Different industries handle moonlighting very differently based on regulatory requirements, competitive dynamics, and the nature of the work.
| Industry | Typical Policy | Key Concern | Common Restrictions |
|---|---|---|---|
| Financial services | Heavily restricted | FINRA regulations, insider information | Broker-dealer employees must disclose and get approval for all outside business activities |
| Technology | Generally permissive with disclosure | IP protection, competitive hiring | Non-compete clauses for senior engineers, open-source contribution policies |
| Healthcare | Moderate restrictions | Patient safety, fatigue | Doctors and nurses often restricted on total weekly hours across all employers |
| Government | Strict approval required | Ethics rules, conflict of interest | Federal employees must file outside employment requests under 5 CFR 2635 |
| Consulting | Varies by firm | Client conflicts, billable hour expectations | Senior consultants typically prohibited from independent consulting in the same domain |
| Retail and hospitality | Generally permissive | Scheduling conflicts | Typically only restrict working for direct competitors in the same market |
The data shows moonlighting is growing rapidly, driven by economic pressures and the flexibility of remote work.
Managers are usually the first to notice signs of moonlighting. How they respond matters.

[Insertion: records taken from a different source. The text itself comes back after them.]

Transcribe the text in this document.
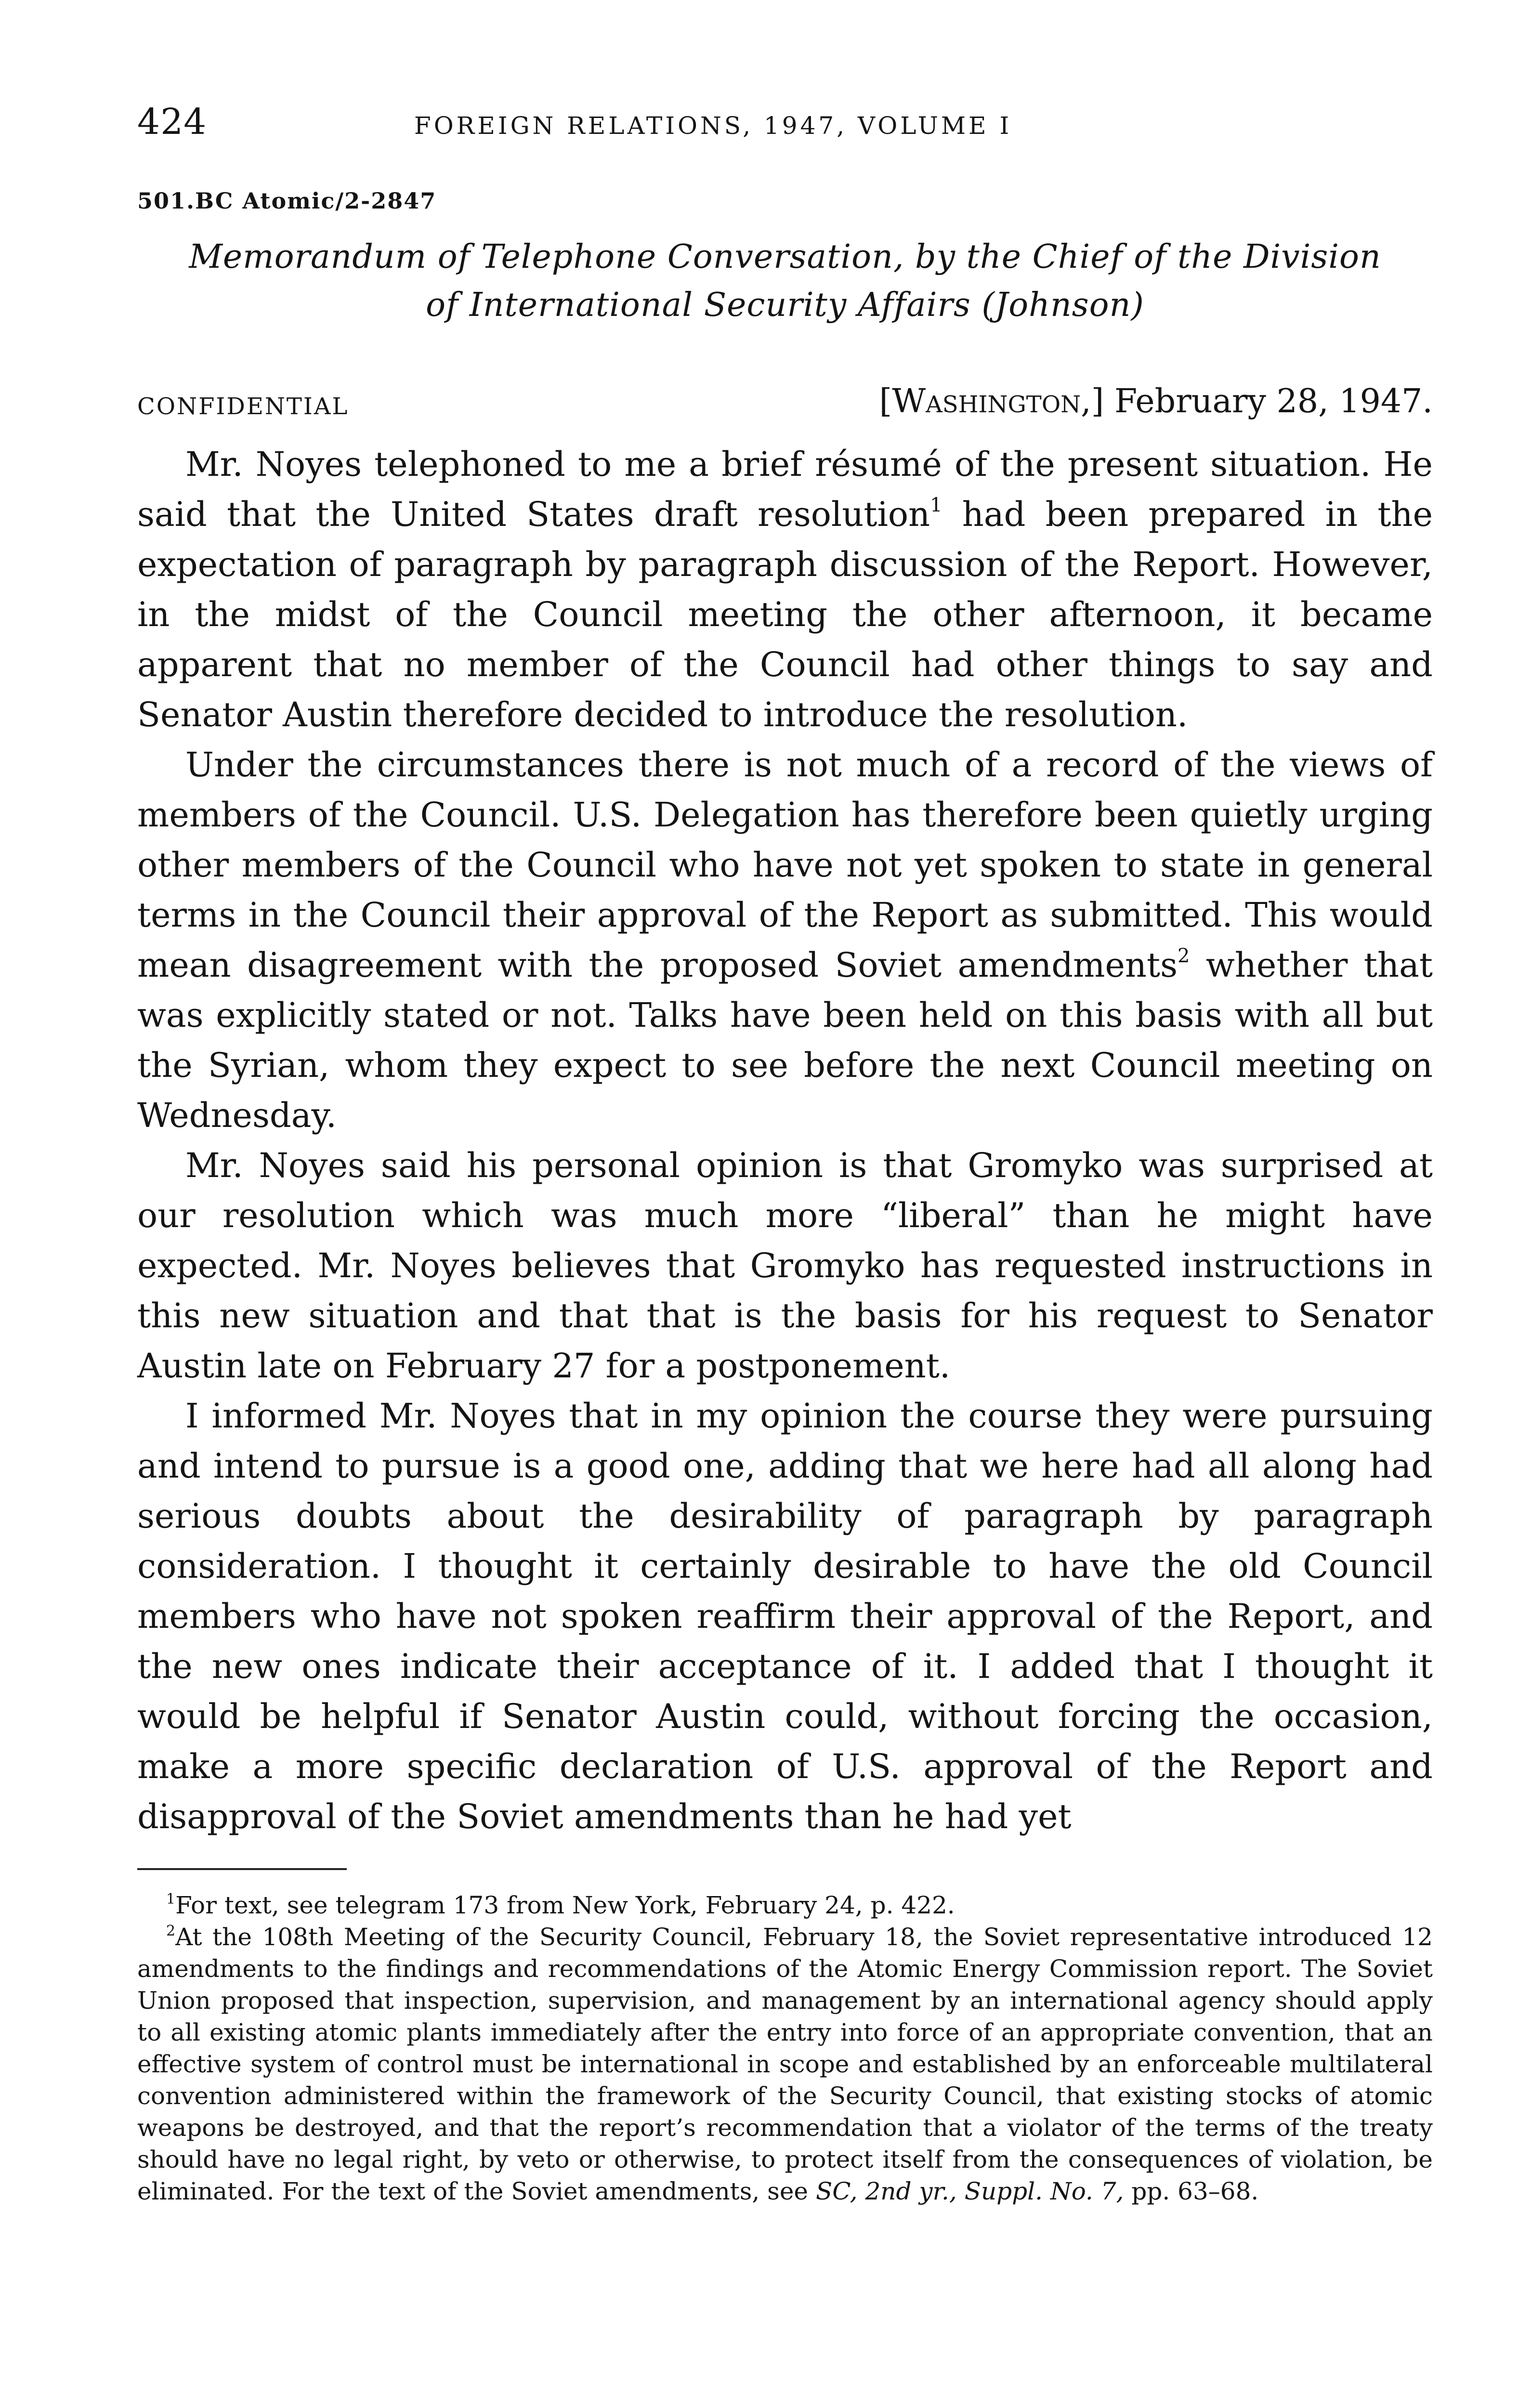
424	FOREIGN RELATIONS, 1947, VOLUME I
501.BC Atomic/2-2847
Memorandum of Telephone Conversation, by the Chief of the Division
of International Security Affairs (Johnson)
CONFIDENTIAL	[Washington,] February 28, 1947.

Mr. Noyes telephoned to me a brief résumé of the present situation. He said that the United States draft resolution$^1$ had been prepared in the expectation of paragraph by paragraph discussion of the Report. However, in the midst of the Council meeting the other afternoon, it became apparent that no member of the Council had other things to say and Senator Austin therefore decided to introduce the resolution.

Under the circumstances there is not much of a record of the views of members of the Council. U.S. Delegation has therefore been quietly urging other members of the Council who have not yet spoken to state in general terms in the Council their approval of the Report as submitted. This would mean disagreement with the proposed Soviet amendments$^2$ whether that was explicitly stated or not. Talks have been held on this basis with all but the Syrian, whom they expect to see before the next Council meeting on Wednesday.

Mr. Noyes said his personal opinion is that Gromyko was surprised at our resolution which was much more “liberal” than he might have expected. Mr. Noyes believes that Gromyko has requested instructions in this new situation and that that is the basis for his request to Senator Austin late on February 27 for a postponement.

I informed Mr. Noyes that in my opinion the course they were pursuing and intend to pursue is a good one, adding that we here had all along had serious doubts about the desirability of paragraph by paragraph consideration. I thought it certainly desirable to have the old Council members who have not spoken reaffirm their approval of the Report, and the new ones indicate their acceptance of it. I added that I thought it would be helpful if Senator Austin could, without forcing the occasion, make a more specific declaration of U.S. approval of the Report and disapproval of the Soviet amendments than he had yet

$^1$For text, see telegram 173 from New York, February 24, p. 422.

$^2$At the 108th Meeting of the Security Council, February 18, the Soviet representative introduced 12 amendments to the findings and recommendations of the Atomic Energy Commission report. The Soviet Union proposed that inspection, supervision, and management by an international agency should apply to all existing atomic plants immediately after the entry into force of an appropriate convention, that an effective system of control must be international in scope and established by an enforceable multilateral convention administered within the framework of the Security Council, that existing stocks of atomic weapons be destroyed, and that the report’s recommendation that a violator of the terms of the treaty should have no legal right, by veto or otherwise, to protect itself from the consequences of violation, be eliminated. For the text of the Soviet amendments, see SC, 2nd yr., Suppl. No. 7, pp. 63–68.
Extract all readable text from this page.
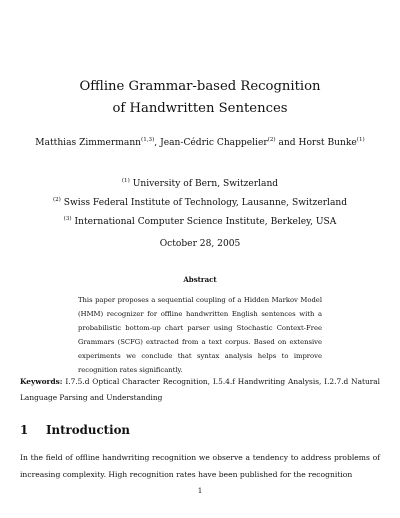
Offline Grammar-based Recognition
of Handwritten Sentences
Matthias Zimmermann$^{(1,3)}$, Jean-Cédric Chappelier$^{(2)}$ and Horst Bunke$^{(1)}$
$^{(1)}$ University of Bern, Switzerland
$^{(2)}$ Swiss Federal Institute of Technology, Lausanne, Switzerland
$^{(3)}$ International Computer Science Institute, Berkeley, USA
October 28, 2005
Abstract
This paper proposes a sequential coupling of a Hidden Markov Model (HMM) recognizer for offline handwritten English sentences with a probabilistic bottom-up chart parser using Stochastic Context-Free Grammars (SCFG) extracted from a text corpus. Based on extensive experiments we conclude that syntax analysis helps to improve recognition rates significantly.
Keywords: I.7.5.d Optical Character Recognition, I.5.4.f Handwriting Analysis, I.2.7.d Natural Language Parsing and Understanding
1 Introduction
In the field of offline handwriting recognition we observe a tendency to address problems of increasing complexity. High recognition rates have been published for the recognition
1
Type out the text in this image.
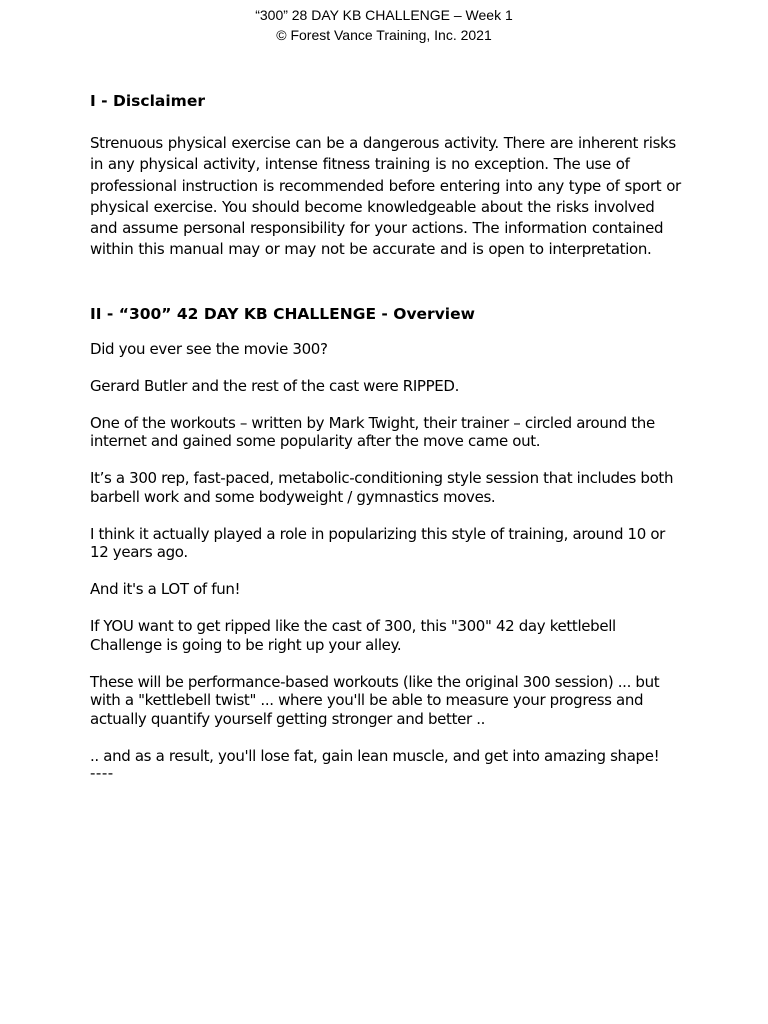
“300” 28 DAY KB CHALLENGE – Week 1
© Forest Vance Training, Inc. 2021
I - Disclaimer

Strenuous physical exercise can be a dangerous activity. There are inherent risks in any physical activity, intense fitness training is no exception. The use of professional instruction is recommended before entering into any type of sport or physical exercise. You should become knowledgeable about the risks involved and assume personal responsibility for your actions. The information contained within this manual may or may not be accurate and is open to interpretation.

II - “300” 42 DAY KB CHALLENGE - Overview

Did you ever see the movie 300?

Gerard Butler and the rest of the cast were RIPPED.

One of the workouts – written by Mark Twight, their trainer – circled around the internet and gained some popularity after the move came out.

It’s a 300 rep, fast-paced, metabolic-conditioning style session that includes both barbell work and some bodyweight / gymnastics moves.

I think it actually played a role in popularizing this style of training, around 10 or 12 years ago.

And it's a LOT of fun!

If YOU want to get ripped like the cast of 300, this "300" 42 day kettlebell Challenge is going to be right up your alley.

These will be performance-based workouts (like the original 300 session) ... but with a "kettlebell twist" ... where you'll be able to measure your progress and actually quantify yourself getting stronger and better ..

.. and as a result, you'll lose fat, gain lean muscle, and get into amazing shape!

----
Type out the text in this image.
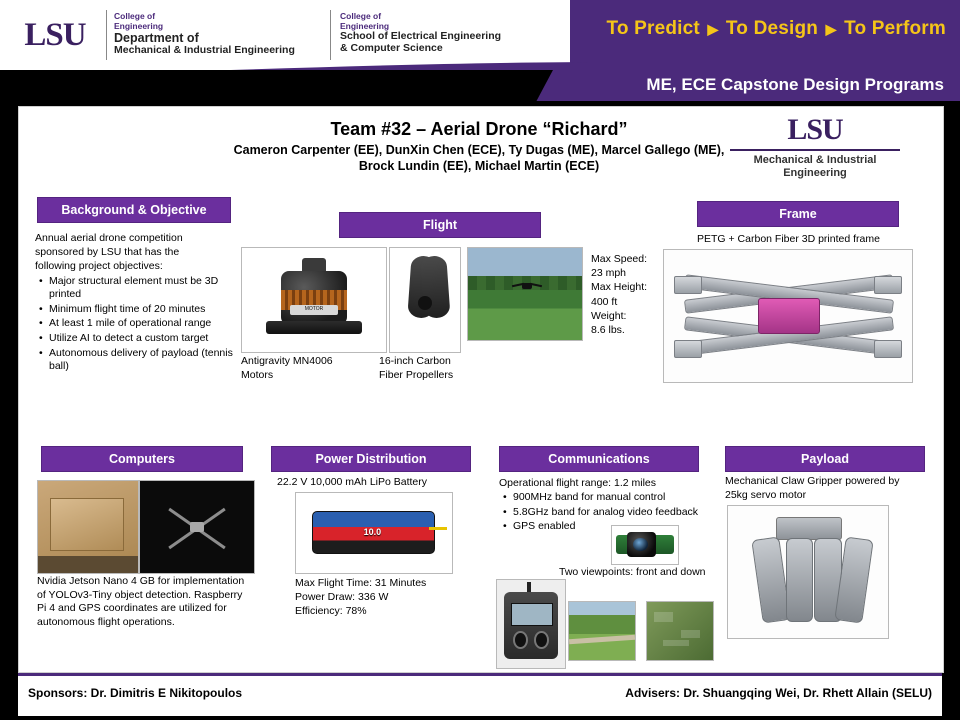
To Predict ▶ To Design ▶ To Perform
LSU
College of
Engineering
Department of
Mechanical & Industrial Engineering
College of
Engineering
School of Electrical Engineering
& Computer Science
ME, ECE Capstone Design Programs
Team #32 – Aerial Drone “Richard”
Cameron Carpenter (EE), DunXin Chen (ECE), Ty Dugas (ME), Marcel Gallego (ME),
Brock Lundin (EE), Michael Martin (ECE)
LSU
Mechanical & Industrial
Engineering
Background & Objective
Annual aerial drone competition
sponsored by LSU that has the
following project objectives:
• Major structural element must be 3D printed
• Minimum flight time of 20 minutes
• At least 1 mile of operational range
• Utilize AI to detect a custom target
• Autonomous delivery of payload (tennis ball)
Flight
MOTOR
Antigravity MN4006
Motors
16-inch Carbon
Fiber Propellers
Max Speed:
23 mph
Max Height:
400 ft
Weight:
8.6 lbs.
Frame
PETG + Carbon Fiber 3D printed frame
Computers
Nvidia Jetson Nano 4 GB for implementation
of YOLOv3-Tiny object detection. Raspberry
Pi 4 and GPS coordinates are utilized for
autonomous flight operations.
Power Distribution
22.2 V 10,000 mAh LiPo Battery
10.0
Max Flight Time: 31 Minutes
Power Draw: 336 W
Efficiency: 78%
Communications
Operational flight range: 1.2 miles
• 900MHz band for manual control
• 5.8GHz band for analog video feedback
• GPS enabled
Two viewpoints: front and down
Payload
Mechanical Claw Gripper powered by
25kg servo motor
Sponsors: Dr. Dimitris E Nikitopoulos	Advisers: Dr. Shuangqing Wei, Dr. Rhett Allain (SELU)
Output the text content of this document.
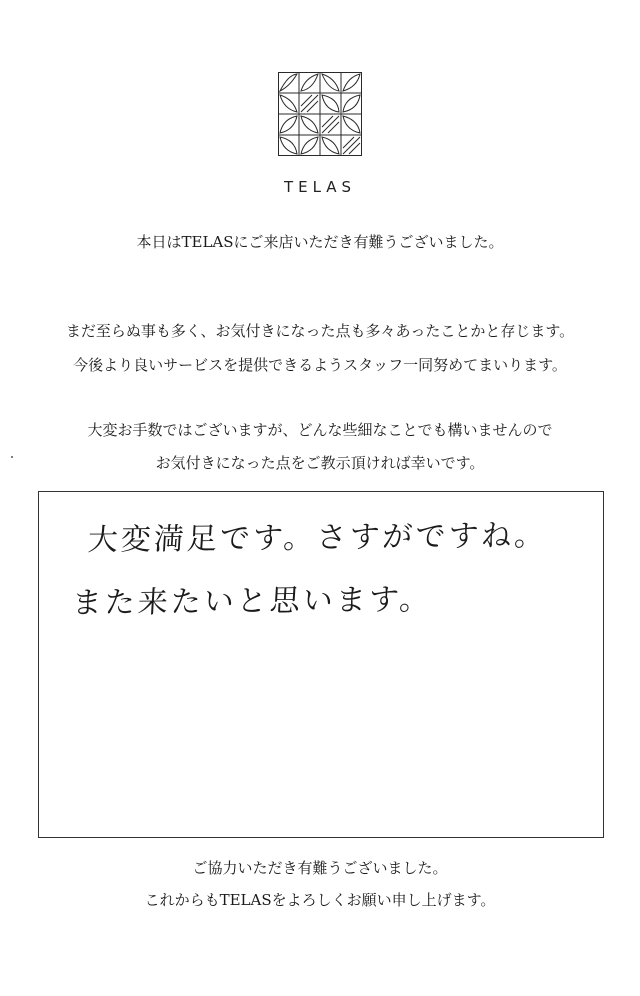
TELAS
本日はTELASにご来店いただき有難うございました。
まだ至らぬ事も多く、お気付きになった点も多々あったことかと存じます。
今後より良いサービスを提供できるようスタッフ一同努めてまいります。
大変お手数ではございますが、どんな些細なことでも構いませんので
お気付きになった点をご教示頂ければ幸いです。
大変満足です。さすがですね。
また来たいと思います。
ご協力いただき有難うございました。
これからもTELASをよろしくお願い申し上げます。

If you suspect an employee is moonlighting, start with a performance-focused conversation. "I've noticed your output has dropped over the past month. Is there anything going on that's affecting your availability?" Don't open with "Are you working two jobs?" That immediately puts the employee on the defensive and can damage trust even if your suspicion is wrong.
If an employee delivers strong results and meets all expectations, whether they're also running an Etsy shop at night isn't really your concern, assuming no policy violations exist. The problem isn't moonlighting itself. The problem is when moonlighting causes performance issues, conflicts of interest, or policy violations. Keep the conversation centered on observable work outcomes.
Escalate immediately if you discover the employee is working for a competitor, using company resources for outside work, or holding a second full-time job during working hours. These situations require policy enforcement, possible legal review, and documentation beyond what a manager should handle alone.